Foi a partir disso que nos últimos três anos a Mattricaria se desenvolveu em várias frentes. Ainda há a linha de peças para o público infantil, masculino e feminino; os cursos – que estão a todo vapor – inclusive online à distância; o serviço de tingimento natural para marcas; e os projetos de pesquisa e serviços.
Apesar das várias frentes, a empresa é pequena e Maibe pretende continuar assim: “A ideia é que a empresa permaneça pequena. Esse processo é muito personalizado, autoral e em pequena escala”. Até porque o grande foco da Mattricaria é conhecer e usar da matéria-prima local e para escalonar há necessidade de importação. “Eu prefiro trabalhar com o que tem na minha cidade e são possibilidades infinitas.” São vários testes até chegar nos resultados finais para entender o potencial de cada planta, respeitando a região e o tempo.

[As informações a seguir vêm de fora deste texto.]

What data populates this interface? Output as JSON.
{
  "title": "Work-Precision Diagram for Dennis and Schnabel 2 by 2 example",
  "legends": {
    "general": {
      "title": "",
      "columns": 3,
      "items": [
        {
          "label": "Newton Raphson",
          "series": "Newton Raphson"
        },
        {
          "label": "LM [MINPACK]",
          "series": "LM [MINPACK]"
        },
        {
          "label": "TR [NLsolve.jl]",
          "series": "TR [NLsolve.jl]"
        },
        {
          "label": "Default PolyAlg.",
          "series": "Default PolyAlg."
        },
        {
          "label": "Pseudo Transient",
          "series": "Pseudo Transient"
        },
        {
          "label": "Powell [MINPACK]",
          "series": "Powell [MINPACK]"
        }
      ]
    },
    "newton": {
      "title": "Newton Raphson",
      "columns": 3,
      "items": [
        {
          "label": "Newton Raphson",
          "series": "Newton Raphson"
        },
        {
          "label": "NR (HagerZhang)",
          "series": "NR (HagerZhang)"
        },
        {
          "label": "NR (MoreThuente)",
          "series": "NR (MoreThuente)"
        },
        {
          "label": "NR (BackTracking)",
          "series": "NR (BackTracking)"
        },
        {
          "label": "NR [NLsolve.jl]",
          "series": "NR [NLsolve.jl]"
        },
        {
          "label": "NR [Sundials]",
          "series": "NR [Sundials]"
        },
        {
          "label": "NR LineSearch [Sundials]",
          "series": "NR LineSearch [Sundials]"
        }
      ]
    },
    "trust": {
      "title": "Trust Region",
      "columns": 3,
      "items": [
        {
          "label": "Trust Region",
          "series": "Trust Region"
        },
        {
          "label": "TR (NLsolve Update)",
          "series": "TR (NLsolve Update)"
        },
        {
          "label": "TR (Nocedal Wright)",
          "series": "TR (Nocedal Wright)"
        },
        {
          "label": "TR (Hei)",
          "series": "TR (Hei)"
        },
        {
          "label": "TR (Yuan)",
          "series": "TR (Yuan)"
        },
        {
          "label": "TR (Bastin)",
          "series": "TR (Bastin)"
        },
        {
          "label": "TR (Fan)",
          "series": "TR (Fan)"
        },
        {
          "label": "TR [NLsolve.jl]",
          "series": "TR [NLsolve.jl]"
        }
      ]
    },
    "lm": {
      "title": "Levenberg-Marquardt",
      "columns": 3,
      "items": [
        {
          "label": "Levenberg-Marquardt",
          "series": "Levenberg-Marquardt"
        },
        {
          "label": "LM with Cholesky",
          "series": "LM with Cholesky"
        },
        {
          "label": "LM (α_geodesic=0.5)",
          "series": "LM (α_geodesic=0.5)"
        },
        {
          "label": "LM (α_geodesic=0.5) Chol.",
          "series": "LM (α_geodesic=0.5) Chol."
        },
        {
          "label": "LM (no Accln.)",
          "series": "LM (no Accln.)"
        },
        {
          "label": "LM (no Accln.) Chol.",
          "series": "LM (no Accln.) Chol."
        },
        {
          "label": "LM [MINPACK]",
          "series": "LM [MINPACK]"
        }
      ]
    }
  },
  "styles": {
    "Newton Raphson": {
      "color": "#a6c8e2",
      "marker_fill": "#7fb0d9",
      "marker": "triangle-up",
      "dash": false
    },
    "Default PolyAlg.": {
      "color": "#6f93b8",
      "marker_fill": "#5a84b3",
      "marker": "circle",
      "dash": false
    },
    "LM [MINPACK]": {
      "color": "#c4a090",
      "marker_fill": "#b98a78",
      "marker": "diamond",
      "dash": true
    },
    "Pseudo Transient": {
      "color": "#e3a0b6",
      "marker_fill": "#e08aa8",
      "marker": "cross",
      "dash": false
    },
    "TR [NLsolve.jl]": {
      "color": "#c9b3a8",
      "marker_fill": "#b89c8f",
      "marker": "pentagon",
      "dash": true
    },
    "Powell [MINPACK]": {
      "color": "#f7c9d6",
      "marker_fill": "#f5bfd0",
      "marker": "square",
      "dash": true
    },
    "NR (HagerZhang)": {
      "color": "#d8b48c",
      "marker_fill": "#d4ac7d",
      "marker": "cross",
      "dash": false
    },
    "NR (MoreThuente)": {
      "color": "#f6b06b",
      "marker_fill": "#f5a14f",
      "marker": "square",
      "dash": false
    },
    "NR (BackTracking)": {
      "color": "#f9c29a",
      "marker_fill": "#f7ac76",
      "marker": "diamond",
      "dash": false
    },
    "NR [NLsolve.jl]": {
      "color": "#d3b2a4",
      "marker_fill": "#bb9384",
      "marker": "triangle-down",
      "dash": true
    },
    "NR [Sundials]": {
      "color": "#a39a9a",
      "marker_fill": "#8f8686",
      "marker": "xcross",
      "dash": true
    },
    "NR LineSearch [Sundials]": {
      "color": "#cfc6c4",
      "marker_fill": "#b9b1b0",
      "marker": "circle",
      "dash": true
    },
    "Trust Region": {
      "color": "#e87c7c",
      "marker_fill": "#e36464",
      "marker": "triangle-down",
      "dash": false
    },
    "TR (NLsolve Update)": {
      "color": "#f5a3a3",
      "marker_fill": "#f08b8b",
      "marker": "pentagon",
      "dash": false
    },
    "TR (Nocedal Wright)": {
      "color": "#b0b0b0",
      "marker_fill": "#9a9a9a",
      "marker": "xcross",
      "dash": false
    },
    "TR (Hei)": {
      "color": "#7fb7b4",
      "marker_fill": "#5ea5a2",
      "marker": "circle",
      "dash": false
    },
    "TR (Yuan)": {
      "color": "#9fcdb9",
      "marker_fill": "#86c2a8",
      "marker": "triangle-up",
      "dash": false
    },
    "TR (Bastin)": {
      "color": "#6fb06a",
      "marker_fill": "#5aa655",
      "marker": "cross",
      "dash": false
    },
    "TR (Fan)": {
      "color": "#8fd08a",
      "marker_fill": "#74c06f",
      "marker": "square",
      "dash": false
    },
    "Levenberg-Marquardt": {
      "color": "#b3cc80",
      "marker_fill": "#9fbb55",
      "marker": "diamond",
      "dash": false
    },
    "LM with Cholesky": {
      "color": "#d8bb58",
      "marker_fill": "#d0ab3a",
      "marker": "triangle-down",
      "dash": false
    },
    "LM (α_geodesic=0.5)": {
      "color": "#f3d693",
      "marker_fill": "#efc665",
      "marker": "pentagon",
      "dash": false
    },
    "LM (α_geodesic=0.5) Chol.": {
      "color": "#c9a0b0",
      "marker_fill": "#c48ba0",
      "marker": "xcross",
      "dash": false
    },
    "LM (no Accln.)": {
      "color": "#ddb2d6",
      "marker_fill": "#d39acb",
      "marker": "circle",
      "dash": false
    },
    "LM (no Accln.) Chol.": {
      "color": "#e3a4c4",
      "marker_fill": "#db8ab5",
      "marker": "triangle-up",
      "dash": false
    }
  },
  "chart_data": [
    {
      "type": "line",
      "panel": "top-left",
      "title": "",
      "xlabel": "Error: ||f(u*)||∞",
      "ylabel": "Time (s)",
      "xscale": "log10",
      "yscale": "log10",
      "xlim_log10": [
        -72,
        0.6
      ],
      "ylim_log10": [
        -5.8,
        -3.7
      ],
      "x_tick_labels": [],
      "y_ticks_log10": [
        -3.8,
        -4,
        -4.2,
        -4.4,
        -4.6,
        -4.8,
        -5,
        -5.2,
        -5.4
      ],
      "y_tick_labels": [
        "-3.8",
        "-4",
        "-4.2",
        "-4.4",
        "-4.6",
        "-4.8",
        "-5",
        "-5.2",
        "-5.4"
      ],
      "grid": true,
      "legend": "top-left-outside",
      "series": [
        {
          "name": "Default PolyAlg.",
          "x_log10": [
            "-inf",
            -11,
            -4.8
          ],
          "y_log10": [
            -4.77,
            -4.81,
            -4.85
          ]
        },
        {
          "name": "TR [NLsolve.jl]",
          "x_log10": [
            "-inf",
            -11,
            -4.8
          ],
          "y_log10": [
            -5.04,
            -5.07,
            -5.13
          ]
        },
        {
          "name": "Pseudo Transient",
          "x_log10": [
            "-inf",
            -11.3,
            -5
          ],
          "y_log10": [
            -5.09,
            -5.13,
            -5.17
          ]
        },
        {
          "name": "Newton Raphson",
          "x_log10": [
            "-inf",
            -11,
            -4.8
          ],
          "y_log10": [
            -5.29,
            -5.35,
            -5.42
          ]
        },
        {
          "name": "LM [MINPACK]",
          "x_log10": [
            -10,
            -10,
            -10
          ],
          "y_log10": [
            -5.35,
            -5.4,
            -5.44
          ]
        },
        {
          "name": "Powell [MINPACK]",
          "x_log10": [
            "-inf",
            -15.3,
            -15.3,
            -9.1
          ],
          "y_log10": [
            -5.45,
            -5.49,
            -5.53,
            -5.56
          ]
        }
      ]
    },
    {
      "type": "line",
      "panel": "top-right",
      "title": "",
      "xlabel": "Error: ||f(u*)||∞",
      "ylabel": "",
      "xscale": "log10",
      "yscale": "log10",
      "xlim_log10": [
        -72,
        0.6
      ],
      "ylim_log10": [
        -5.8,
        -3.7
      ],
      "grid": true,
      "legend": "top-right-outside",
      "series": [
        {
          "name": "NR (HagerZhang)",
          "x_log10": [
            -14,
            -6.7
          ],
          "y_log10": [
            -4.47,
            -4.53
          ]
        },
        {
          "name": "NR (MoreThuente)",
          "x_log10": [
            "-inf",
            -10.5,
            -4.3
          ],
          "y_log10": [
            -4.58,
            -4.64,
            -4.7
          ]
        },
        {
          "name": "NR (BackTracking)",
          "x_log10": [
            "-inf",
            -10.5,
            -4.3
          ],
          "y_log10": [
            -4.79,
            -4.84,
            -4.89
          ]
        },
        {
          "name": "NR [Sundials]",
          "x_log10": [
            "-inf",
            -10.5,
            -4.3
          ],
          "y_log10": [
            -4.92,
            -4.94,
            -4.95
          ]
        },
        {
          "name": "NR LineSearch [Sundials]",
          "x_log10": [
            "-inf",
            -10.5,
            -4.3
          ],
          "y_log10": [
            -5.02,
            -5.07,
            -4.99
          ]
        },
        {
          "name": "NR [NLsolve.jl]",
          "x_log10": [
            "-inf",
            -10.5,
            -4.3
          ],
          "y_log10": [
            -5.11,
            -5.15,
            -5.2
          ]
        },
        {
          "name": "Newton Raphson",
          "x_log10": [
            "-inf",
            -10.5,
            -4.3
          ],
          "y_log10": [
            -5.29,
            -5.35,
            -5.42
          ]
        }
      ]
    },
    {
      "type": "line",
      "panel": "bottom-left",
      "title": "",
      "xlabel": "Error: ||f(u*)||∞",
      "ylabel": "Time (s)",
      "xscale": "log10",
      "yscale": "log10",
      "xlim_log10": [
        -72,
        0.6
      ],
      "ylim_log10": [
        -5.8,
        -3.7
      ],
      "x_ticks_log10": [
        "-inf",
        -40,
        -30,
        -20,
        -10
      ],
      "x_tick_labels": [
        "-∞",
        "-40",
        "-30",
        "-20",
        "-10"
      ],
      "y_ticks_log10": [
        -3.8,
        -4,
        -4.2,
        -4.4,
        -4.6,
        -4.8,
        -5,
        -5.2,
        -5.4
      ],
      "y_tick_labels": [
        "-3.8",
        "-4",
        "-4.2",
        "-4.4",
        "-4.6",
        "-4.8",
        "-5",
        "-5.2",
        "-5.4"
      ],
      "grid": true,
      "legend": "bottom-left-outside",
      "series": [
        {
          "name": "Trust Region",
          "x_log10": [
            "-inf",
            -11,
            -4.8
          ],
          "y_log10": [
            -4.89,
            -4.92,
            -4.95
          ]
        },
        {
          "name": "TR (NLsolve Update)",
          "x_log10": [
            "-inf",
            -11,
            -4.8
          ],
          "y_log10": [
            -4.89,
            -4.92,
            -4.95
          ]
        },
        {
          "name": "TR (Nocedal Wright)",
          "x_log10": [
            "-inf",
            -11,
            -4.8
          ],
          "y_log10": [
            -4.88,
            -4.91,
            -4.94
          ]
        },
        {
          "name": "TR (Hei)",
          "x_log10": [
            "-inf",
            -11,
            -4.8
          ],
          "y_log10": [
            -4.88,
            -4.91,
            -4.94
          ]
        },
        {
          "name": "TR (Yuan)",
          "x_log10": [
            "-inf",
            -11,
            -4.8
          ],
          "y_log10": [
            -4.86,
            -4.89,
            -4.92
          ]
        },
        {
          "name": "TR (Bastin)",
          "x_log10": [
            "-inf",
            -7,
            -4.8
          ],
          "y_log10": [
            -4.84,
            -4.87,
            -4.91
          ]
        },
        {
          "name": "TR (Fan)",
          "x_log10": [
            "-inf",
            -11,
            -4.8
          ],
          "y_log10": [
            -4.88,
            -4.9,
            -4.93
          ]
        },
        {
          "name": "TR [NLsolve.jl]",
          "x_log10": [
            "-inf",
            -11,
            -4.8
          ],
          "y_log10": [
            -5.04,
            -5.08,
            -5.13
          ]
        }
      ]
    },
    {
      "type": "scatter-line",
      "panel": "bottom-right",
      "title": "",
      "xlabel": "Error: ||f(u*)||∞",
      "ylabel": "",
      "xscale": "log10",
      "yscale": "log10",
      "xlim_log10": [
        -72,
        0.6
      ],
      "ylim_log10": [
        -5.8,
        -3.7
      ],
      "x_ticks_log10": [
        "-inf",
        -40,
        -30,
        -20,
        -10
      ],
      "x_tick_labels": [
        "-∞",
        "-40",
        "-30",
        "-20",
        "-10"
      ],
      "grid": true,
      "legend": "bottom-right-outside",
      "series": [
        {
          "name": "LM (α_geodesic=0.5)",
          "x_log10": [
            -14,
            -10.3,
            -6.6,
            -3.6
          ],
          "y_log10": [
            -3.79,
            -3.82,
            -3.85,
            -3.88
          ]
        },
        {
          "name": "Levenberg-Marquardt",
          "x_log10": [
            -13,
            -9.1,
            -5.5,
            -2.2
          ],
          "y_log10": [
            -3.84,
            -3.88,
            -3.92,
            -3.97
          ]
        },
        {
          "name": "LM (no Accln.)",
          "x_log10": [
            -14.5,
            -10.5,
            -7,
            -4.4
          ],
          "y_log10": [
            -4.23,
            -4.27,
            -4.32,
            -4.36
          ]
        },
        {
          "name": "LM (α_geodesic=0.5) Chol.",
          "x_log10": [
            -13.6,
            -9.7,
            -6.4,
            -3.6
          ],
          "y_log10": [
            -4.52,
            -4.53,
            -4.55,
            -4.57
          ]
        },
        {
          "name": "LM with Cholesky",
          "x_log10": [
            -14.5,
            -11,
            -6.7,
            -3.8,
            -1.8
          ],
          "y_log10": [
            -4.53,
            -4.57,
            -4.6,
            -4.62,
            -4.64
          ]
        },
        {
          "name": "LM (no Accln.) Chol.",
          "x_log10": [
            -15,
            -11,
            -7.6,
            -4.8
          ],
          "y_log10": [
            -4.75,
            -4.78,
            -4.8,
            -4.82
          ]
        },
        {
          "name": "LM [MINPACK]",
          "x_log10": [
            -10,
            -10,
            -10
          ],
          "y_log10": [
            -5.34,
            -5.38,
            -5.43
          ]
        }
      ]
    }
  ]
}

A Mattricaria não cultiva as plantas, então são necessárias parcerias que possibilitem o acesso à matéria-prima, como parcerias com mercados que fornecem cascas de cebolas e produtores que fornecem cascas de romã. Mas Maibe também sai e coloca a mão na massa para colher essa matéria-prima: “Em Brasília tem muita árvore de eucalipto e a casca da árvore de eucalipto naturalmente vai caindo, então a gente sai com um saco e vai pegando essa matéria-prima que acabaria indo para o lixo”, explicou.
A importância de conhecer o novo
Mas o tempo, o processo, a colheita e as parcerias não são, para Maibe, o maior desafio de trabalhar com tingimento e estampa natural. “O preço é um problema. A valorização do processo em si. As pessoas não têm essa noção do trabalho que é, do cuidado que temos em todas as etapas. Tem um tempo para eu poder colher aquela planta, o processo de extração da cor e do tingimento. Apesar do Brasil ser muito rico em trabalho artesanal e manual, ainda são trabalhos muito desvalorizados”.
Ela relata, inclusive, que são muitas marcas que procuram o tingimento natural e a estamparia botânica, mas ainda pensam com a mentalidade dominante do mercado de moda, querendo um serviço não só barato como rápido. Então, a cabeça de quem produz, e até mesmo de quem produz em pequena escala, precisa estar aberta a entender as especificidades desse processo. “Eu sinto que mesmo as pessoas que têm interesse, ainda querem as coisas muito rápido. Eu não tenho pós e pastas de tingimento prontos, eu preciso ver o que tem naquela época disponível para suprir a demanda”, explicou.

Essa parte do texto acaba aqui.